We are proud to share with our readers the next featured linguist of our 2017 Fund Drive: Nicoletta Calzolari. We hope that you enjoy reading Dr. Calzolari’s thoughts on her long and varied career as a computational linguist.
It is difficult to write about myself, but it can be an occasion to relive some moments of my life. I am grateful to Damir also for this. Here some notes, with personal memories interspersed with moments of professional life.
The beginning: the role of chance
Immediately after I graduated in philosophy, with a thesis on Logical antinomies, I remember saying to myself: words, words, words, I have enough of words! I did not know, but my destiny was linked to words.

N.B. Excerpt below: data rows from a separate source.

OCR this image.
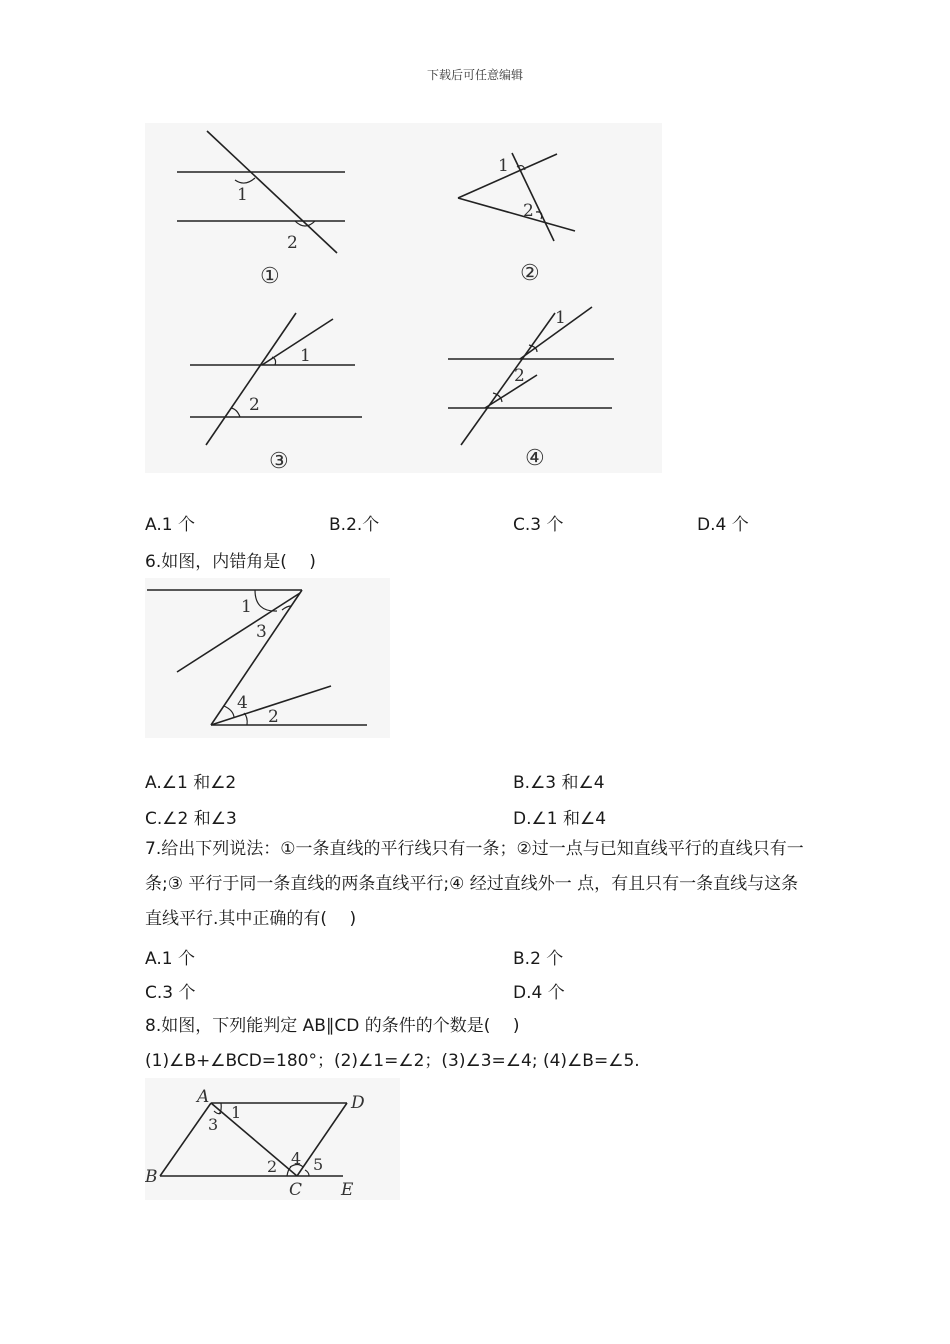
下载后可任意编辑
1
2
①
1
2
②
1
2
③
1
2
④
A.1 个	B.2.个	C.3 个	D.4 个
6.如图，内错角是(　 )
1
3
4
2
A.∠1 和∠2	B.∠3 和∠4
C.∠2 和∠3	D.∠1 和∠4
7.给出下列说法：①一条直线的平行线只有一条；②过一点与已知直线平行的直线只有一条;③ 平行于同一条直线的两条直线平行;④ 经过直线外一 点，有且只有一条直线与这条直线平行.其中正确的有(　 )
A.1 个	B.2 个
C.3 个	D.4 个
8.如图，下列能判定 AB∥CD 的条件的个数是(　 )
(1)∠B+∠BCD=180°；(2)∠1=∠2；(3)∠3=∠4; (4)∠B=∠5.
A	D
B
C E
1
3
2 4 5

So many things in life happen by chance. I moved to Pisa from Ferrara for family reasons and I saw a notice for a grant at Pisa University in a completely new field: Computational Linguistics. I tried applying, knowing that it would have been impossible. But I won it. This was the beginning.

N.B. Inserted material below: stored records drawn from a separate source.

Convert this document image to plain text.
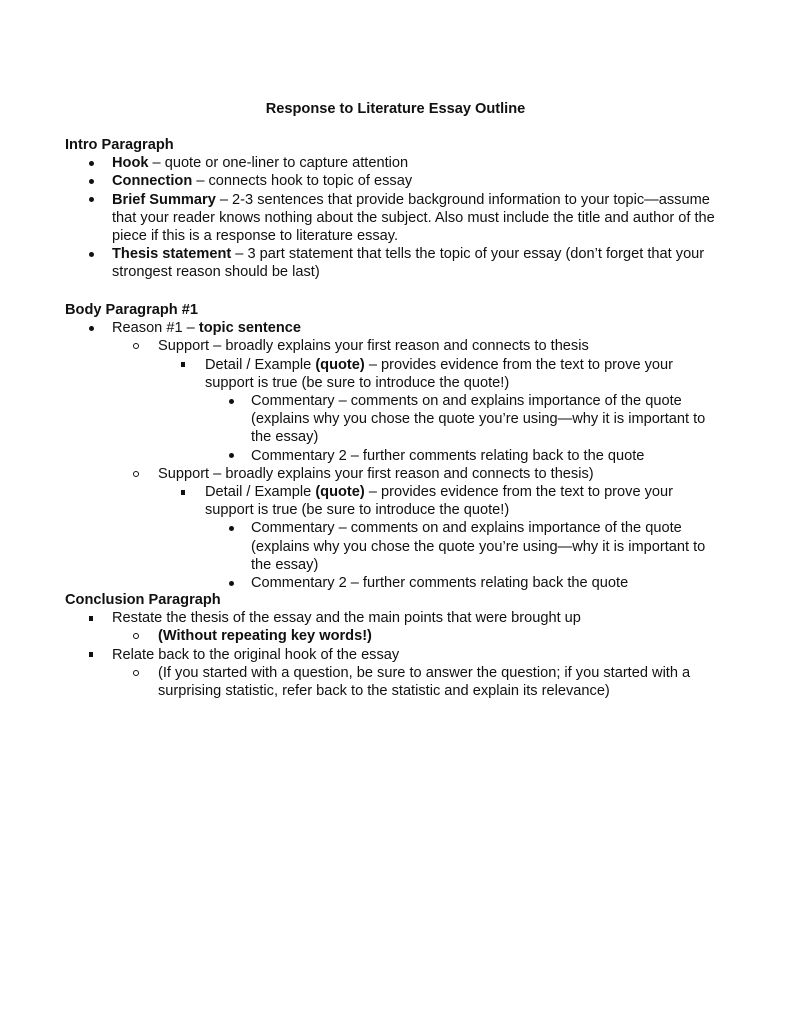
Response to Literature Essay Outline
Intro Paragraph
Hook – quote or one-liner to capture attention
Connection – connects hook to topic of essay
Brief Summary – 2-3 sentences that provide background information to your topic—assume that your reader knows nothing about the subject. Also must include the title and author of the piece if this is a response to literature essay.
Thesis statement – 3 part statement that tells the topic of your essay (don’t forget that your strongest reason should be last)
Body Paragraph #1
Reason #1 – topic sentence
Support – broadly explains your first reason and connects to thesis
Detail / Example (quote) – provides evidence from the text to prove your support is true (be sure to introduce the quote!)
Commentary – comments on and explains importance of the quote (explains why you chose the quote you’re using—why it is important to the essay)
Commentary 2 – further comments relating back to the quote
Support – broadly explains your first reason and connects to thesis)
Detail / Example (quote) – provides evidence from the text to prove your support is true (be sure to introduce the quote!)
Commentary – comments on and explains importance of the quote (explains why you chose the quote you’re using—why it is important to the essay)
Commentary 2 – further comments relating back the quote
Conclusion Paragraph
Restate the thesis of the essay and the main points that were brought up
(Without repeating key words!)
Relate back to the original hook of the essay
(If you started with a question, be sure to answer the question; if you started with a surprising statistic, refer back to the statistic and explain its relevance)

I started studying that new area … and I loved it. It was not just words! I also started, as an autodidact, to write programs by myself, in the language of the time: PL1. The Pisa Summer Schools that Zampolli organised (in the ‘70s and ‘80s) were very influential for me (as for many others): I met the most brilliant researchers and I found them fascinating. I did not know that I would have become friend with many of them. I just followed the first as a student, then I was involved in the organisation, and finally I gave some lectures.
CL was a young field, with many possible research paths. It was probably easier at that time: you could have a new idea and experiment it even working alone, without the need of a big group. It is different today.
Since then we made great advances, but the more we understand about language the more we see how many problems are still in front of us. And this is what makes this field so interesting and challenging: language is a very complex phenomenon.
The first steps: the most creative and innovative, from a research perspective
More and more science is driven by data and our field is not different. Natural Language Processing is a data intensive field. Major achievements come from the use of large Language Resources (LRs). But it was not always like that. At the beginning, in the ‘80s, we had to fight to recognise the value of working with data.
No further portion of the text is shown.